Association with Shankar

Boner, says Beltz, met Shankar senior in Europe sometime in the 1920s and became an admirer of his "Hindu ballet".

"She helped start his career in Europe and the US," he says. "She was his patron, his manager, and being an artist herself, also designed the posters and costumes of the ballet's performances." It was Boner whose patronage allowed Uday Shankar to consider having live music to accompany his ballets. And it is to look for musicians that Shankar, accompanied by Boner, travelled to India in 1935. And so Boner came for the first time to India and visited Varanasi, the city she was to make her home for most of the next four decades of her life and where her ashes were immersed (in the Ganga).

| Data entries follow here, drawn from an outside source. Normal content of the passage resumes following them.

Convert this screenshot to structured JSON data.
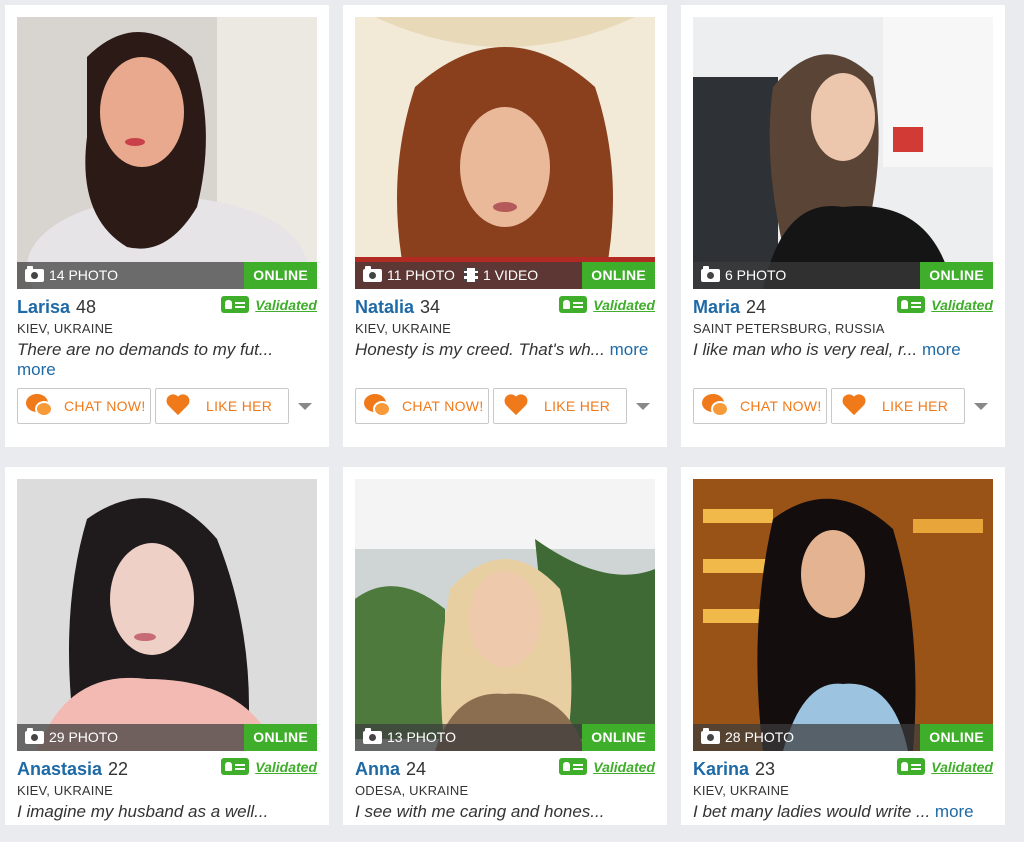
{
  "online_label": "ONLINE",
  "validated_label": "Validated",
  "more_label": "more",
  "chat_label": "CHAT NOW!",
  "like_label": "LIKE HER",
  "colors": {
    "name_blue": "#1e6aa6",
    "online_green": "#3fae2a",
    "accent_orange": "#f07a1a"
  },
  "profiles": [
    {
      "name": "Larisa",
      "age": "48",
      "photos": "14 PHOTO",
      "videos": "",
      "location": "KIEV, UKRAINE",
      "bio": "There are no demands to my fut...",
      "bio_more_newline": true
    },
    {
      "name": "Natalia",
      "age": "34",
      "photos": "11 PHOTO",
      "videos": "1 VIDEO",
      "location": "KIEV, UKRAINE",
      "bio": "Honesty is my creed. That's wh...",
      "bio_more_newline": false
    },
    {
      "name": "Maria",
      "age": "24",
      "photos": "6 PHOTO",
      "videos": "",
      "location": "SAINT PETERSBURG, RUSSIA",
      "bio": "I like man who is very real, r...",
      "bio_more_newline": false
    },
    {
      "name": "Anastasia",
      "age": "22",
      "photos": "29 PHOTO",
      "videos": "",
      "location": "KIEV, UKRAINE",
      "bio": "I imagine my husband as a well...",
      "bio_more_newline": true
    },
    {
      "name": "Anna",
      "age": "24",
      "photos": "13 PHOTO",
      "videos": "",
      "location": "ODESA, UKRAINE",
      "bio": "I see with me caring and hones...",
      "bio_more_newline": true
    },
    {
      "name": "Karina",
      "age": "23",
      "photos": "28 PHOTO",
      "videos": "",
      "location": "KIEV, UKRAINE",
      "bio": "I bet many ladies would write ...",
      "bio_more_newline": false
    }
  ]
}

This journey that took them to Ustad Allauddin Khan in Maihar, who accompanied them to Europe, was one of the first encounters of the West with Indian classical dance. At this time, Ravi Shankar came into contact with Allauddin Khan, leading to his decision, some years later, to study the sitar under the latter's tutelage, a decision Boner had a hand in.

While Boner fell apart with Uday Shankar in the late 1930s, she supported other performing arts and artists such as Shanta Rao and Zohra Sehgal.

Among the few, like Stella Kramsrich and Ananda Coomaraswamy, who analysed Indian sculpture and painting for their "form", she tried to understand the iconographic systems in a scientific manner and the geometric principles behind their composition. The West, until then, looked at Indian art as some strange evocations of half-man, half-beasts.

Boner never gave up her Western ways. In all the images of the exhibition, Boner remains as she appears in that 1931 photograph – in skirts or dresses, whether on the terrace of her home in Benaras, or under a pillar at the Ellora caves.

She was ever the outsider, looking in.